Furthermore, most available data suggest that women are not referred as often as men for appropriate diagnostic and/or therapeutic procedures, despite similar clinical conditions.
Another factor important in the interpretation of chest pain in women is the greater likelihood of angina being induced by rest, sleep, and mental stress, in addition to or instead of physical exertion. As an example, a previous history of an anxiety disorder is associated with a lower risk of significant angiographic CAD in women. Psychosocial factors are also important, as women drastically underestimate their own risk of CAD, and physicians’ estimates are colored by patient affect.
Women who present to the ER with new onset chest pain are approached and diagnosed less aggressively than men. Compared to men, women are less likely to get:
- EKG, cardiac monitoring, or cardiac enzyme measurements
- See a cardiologist in consultation
- Be admitted to a coronary care or step down unit
- Women are more likely to be treated for psychiatric or psychosomatic complaints.
Many cases of myocardial infarction (MI) in women go unrecognized, particularly at younger ages.
The symptoms of MI in women differ from those in men, which may in part explain the difference in care women receive.
What can differ between women and men is a disease called coronary microvascular disease (MVD). Coronary MVD is heart disease that affects the heart’s smallest arteries. Recently, studies have shown that women are more likely than men to have coronary MVD.
In coronary MVD:
- The walls of the heart’s tiny arteries are damaged or diseased.
- The heart’s tiny arteries don’t relax properly and can spasm (tighten).
Coronary Microvascular Disease
Figure A shows the small coronary artery network (microvasculature), containing a normal artery and an artery with coronary MVD. Figure B shows a large coronary artery with plaque buildup.

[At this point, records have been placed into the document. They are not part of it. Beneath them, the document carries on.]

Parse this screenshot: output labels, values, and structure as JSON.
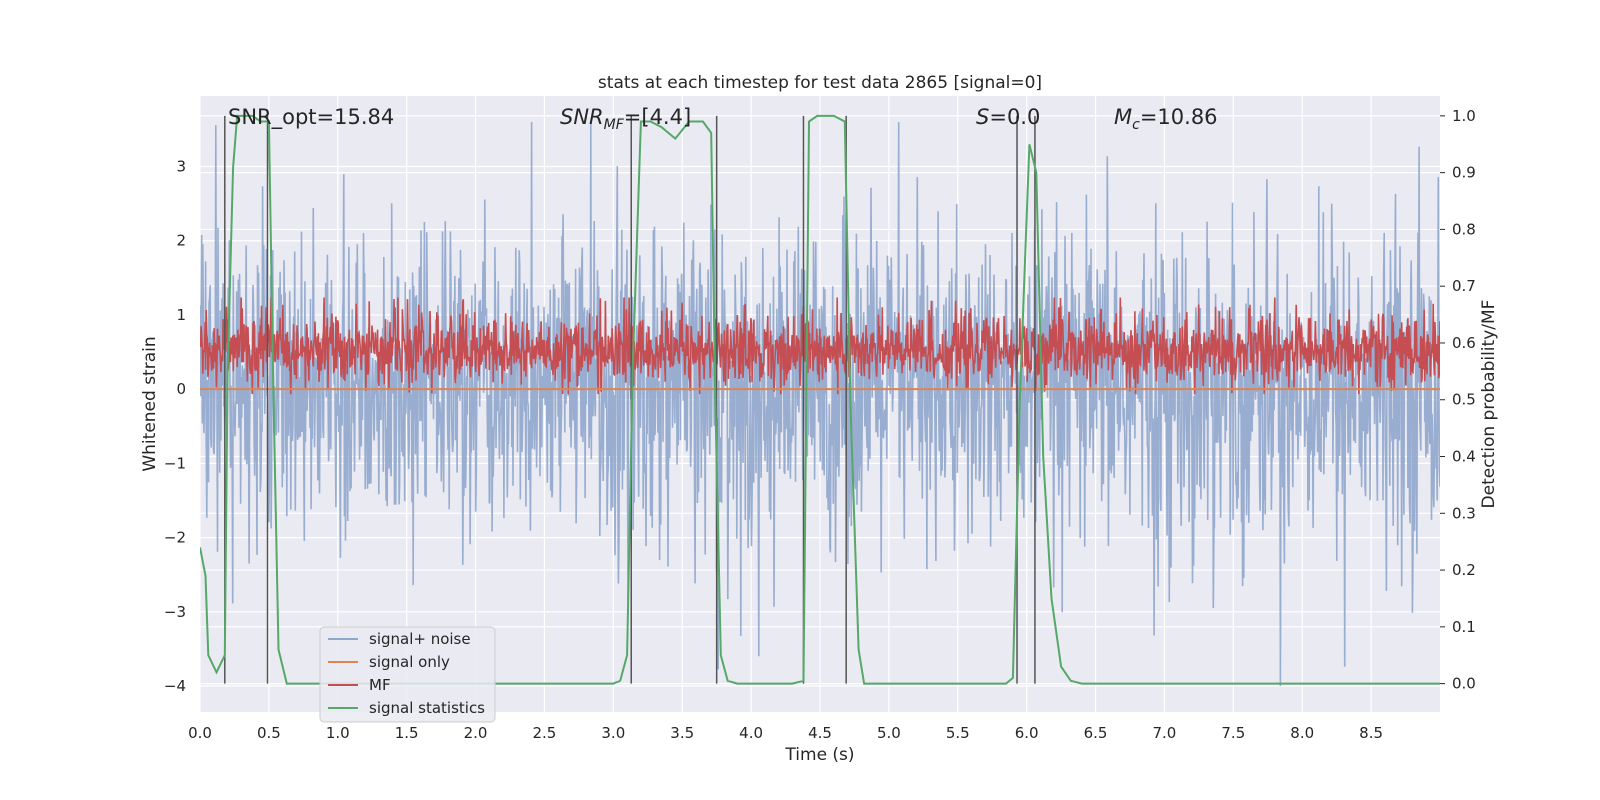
{
  "chart_data": {
    "type": "line",
    "title": "stats at each timestep for test data 2865 [signal=0]",
    "xlabel": "Time (s)",
    "ylabel_left": "Whitened strain",
    "ylabel_right": "Detection probability/MF",
    "xlim": [
      0,
      9.0
    ],
    "ylim_left": [
      -4.35,
      3.95
    ],
    "ylim_right": [
      -0.05,
      1.035
    ],
    "x_ticks": [
      "0.0",
      "0.5",
      "1.0",
      "1.5",
      "2.0",
      "2.5",
      "3.0",
      "3.5",
      "4.0",
      "4.5",
      "5.0",
      "5.5",
      "6.0",
      "6.5",
      "7.0",
      "7.5",
      "8.0",
      "8.5"
    ],
    "y_ticks_left": [
      "−4",
      "−3",
      "−2",
      "−1",
      "0",
      "1",
      "2",
      "3"
    ],
    "y_ticks_right": [
      "0.0",
      "0.1",
      "0.2",
      "0.3",
      "0.4",
      "0.5",
      "0.6",
      "0.7",
      "0.8",
      "0.9",
      "1.0"
    ],
    "grid": true,
    "legend_position": "lower-left",
    "annotations": {
      "snr_opt": "SNR_opt=15.84",
      "snr_mf_main": "SNR",
      "snr_mf_sub": "MF",
      "snr_mf_rest": "=[4.4]",
      "s_main": "S",
      "s_rest": "=0.0",
      "mc_main": "M",
      "mc_sub": "c",
      "mc_rest": "=10.86"
    },
    "series": [
      {
        "name": "signal+ noise",
        "color": "#8fa6cc",
        "description_range": [
          -2.2,
          2.2
        ]
      },
      {
        "name": "signal only",
        "color": "#dd8452",
        "values_constant": 0.0
      },
      {
        "name": "MF",
        "color": "#c44e52",
        "axis": "right",
        "description_range": [
          0.51,
          0.66
        ]
      },
      {
        "name": "signal statistics",
        "color": "#55a868",
        "axis": "right",
        "x": [
          0.0,
          0.04,
          0.06,
          0.12,
          0.18,
          0.2,
          0.24,
          0.27,
          0.32,
          0.38,
          0.44,
          0.5,
          0.53,
          0.57,
          0.63,
          0.7,
          1.0,
          1.5,
          2.0,
          2.5,
          3.0,
          3.05,
          3.1,
          3.14,
          3.2,
          3.27,
          3.35,
          3.45,
          3.55,
          3.65,
          3.71,
          3.74,
          3.78,
          3.83,
          3.9,
          4.0,
          4.3,
          4.38,
          4.42,
          4.48,
          4.6,
          4.68,
          4.72,
          4.78,
          4.82,
          5.0,
          5.5,
          5.85,
          5.9,
          5.95,
          6.02,
          6.07,
          6.12,
          6.18,
          6.25,
          6.32,
          6.4,
          7.0,
          8.0,
          9.0
        ],
        "values": [
          0.24,
          0.19,
          0.05,
          0.02,
          0.05,
          0.55,
          0.91,
          1.0,
          1.0,
          1.0,
          0.99,
          0.99,
          0.55,
          0.06,
          0.0,
          0.0,
          0.0,
          0.0,
          0.0,
          0.0,
          0.0,
          0.005,
          0.05,
          0.55,
          0.99,
          0.99,
          0.98,
          0.96,
          0.99,
          0.99,
          0.97,
          0.5,
          0.05,
          0.005,
          0.0,
          0.0,
          0.0,
          0.005,
          0.99,
          1.0,
          1.0,
          0.99,
          0.5,
          0.06,
          0.0,
          0.0,
          0.0,
          0.0,
          0.01,
          0.5,
          0.95,
          0.9,
          0.4,
          0.15,
          0.03,
          0.005,
          0.0,
          0.0,
          0.0,
          0.0
        ]
      }
    ],
    "vertical_markers_x": [
      0.18,
      0.49,
      3.13,
      3.75,
      4.38,
      4.69,
      5.93,
      6.06
    ]
  }
}
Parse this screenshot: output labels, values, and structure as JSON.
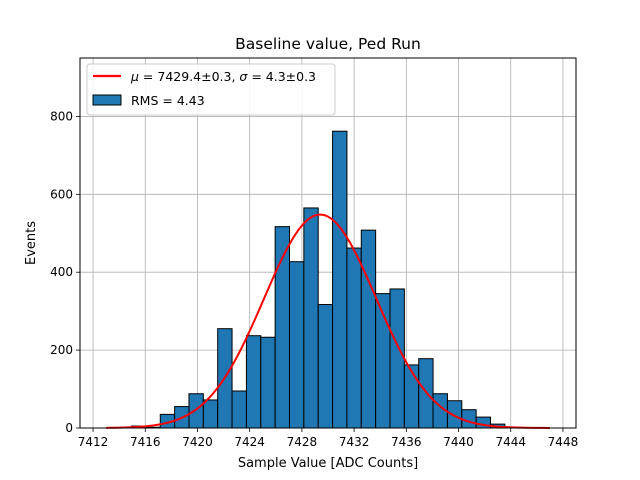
{
  "chart_data": {
    "type": "bar",
    "title": "Baseline value, Ped Run",
    "xlabel": "Sample Value [ADC Counts]",
    "ylabel": "Events",
    "xlim": [
      7411,
      7449
    ],
    "ylim": [
      0,
      950
    ],
    "grid": true,
    "legend_position": "top-left",
    "x_ticks": [
      7412,
      7416,
      7420,
      7424,
      7428,
      7432,
      7436,
      7440,
      7444,
      7448
    ],
    "y_ticks": [
      0,
      200,
      400,
      600,
      800
    ],
    "histogram": {
      "name": "RMS = 4.43",
      "color": "#1f77b4",
      "bin_width": 1.1,
      "bins": [
        {
          "x": 7415.5,
          "count": 5
        },
        {
          "x": 7416.6,
          "count": 2
        },
        {
          "x": 7417.7,
          "count": 35
        },
        {
          "x": 7418.8,
          "count": 55
        },
        {
          "x": 7419.9,
          "count": 88
        },
        {
          "x": 7421.0,
          "count": 72
        },
        {
          "x": 7422.1,
          "count": 255
        },
        {
          "x": 7423.2,
          "count": 95
        },
        {
          "x": 7424.3,
          "count": 237
        },
        {
          "x": 7425.4,
          "count": 233
        },
        {
          "x": 7426.5,
          "count": 517
        },
        {
          "x": 7427.6,
          "count": 427
        },
        {
          "x": 7428.7,
          "count": 565
        },
        {
          "x": 7429.8,
          "count": 317
        },
        {
          "x": 7430.9,
          "count": 762
        },
        {
          "x": 7432.0,
          "count": 462
        },
        {
          "x": 7433.1,
          "count": 508
        },
        {
          "x": 7434.2,
          "count": 345
        },
        {
          "x": 7435.3,
          "count": 357
        },
        {
          "x": 7436.4,
          "count": 162
        },
        {
          "x": 7437.5,
          "count": 178
        },
        {
          "x": 7438.6,
          "count": 88
        },
        {
          "x": 7439.7,
          "count": 70
        },
        {
          "x": 7440.8,
          "count": 47
        },
        {
          "x": 7441.9,
          "count": 28
        },
        {
          "x": 7443.0,
          "count": 10
        },
        {
          "x": 7444.1,
          "count": 2
        }
      ]
    },
    "fit": {
      "name": "$\\mu = 7429.4{\\pm}0.3, \\sigma = 4.3{\\pm}0.3$",
      "legend_label_parts": [
        "μ",
        " = 7429.4±0.3, ",
        "σ",
        " = 4.3±0.3"
      ],
      "color": "#ff0000",
      "type": "gaussian",
      "mu": 7429.4,
      "sigma": 4.3,
      "amplitude": 548,
      "x_range": [
        7413,
        7447
      ]
    }
  }
}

Many researchers think that a drop in estrogen levels in women during menopause combined with traditional risk factors for heart disease causes coronary MVD.
Although death rates from heart disease have dropped in the last 30 years, they haven’t improved as much in women as in men. This may be the result of coronary MVD. Standard tests for CHD don’t always detect coronary MVD in women. As a result, women often are thought to be at low risk for heart disease.
Research is ongoing to learn more about coronary MVD and its causes.
Women also are more likely than men to develop a condition called broken heart syndrome. In this recently recognized heart problem, extreme emotional stress can lead to reversible heart muscle failure.
Doctors may misdiagnose broken heart syndrome as a heart attack because it has similar symptoms. However, there’s no evidence of blocked heart arteries in broken heart syndrome, and most people have a full and quick recovery.
Researchers are just beginning to explore what causes this disorder and how to diagnose and treat it. Often, patients who have broken heart syndrome have been previously healthy.
Once recognized, the diagnosis is made the same way as with any other patient.
Treatment however is another matter. Gender bias continues!
A number of studies have documented gender-based differences in rates of catherization and interventions such as PCI and CABG, even among those with an acute MI. These differences reflect physicians’ failure to refer women with positive exercise tests for subsequent testing, leading to a poorer outcome. In one report, for example, women with a positive exercise test were more likely to have no further cardiac evaluation than men (62 versus 38 percent), a difference that, at three year follow-up, was associated with a higher incidence of MI or death in women (14.3 versus 6 percent per year in men).
Cardiovascular diseases are the most common cause of death and disability in women in the United States. Important differences between women and men in the presentation of CAD may make it more difficult to establish the diagnosis in women (see ‘Clinical presentation’ above:
- Women present about 10 years later than men and with a greater risk factor burden.
- Women are less likely than men to have typical angina.
- Women who present to the emergency department with new onset chest pain are approached and diagnosed less aggressively than men.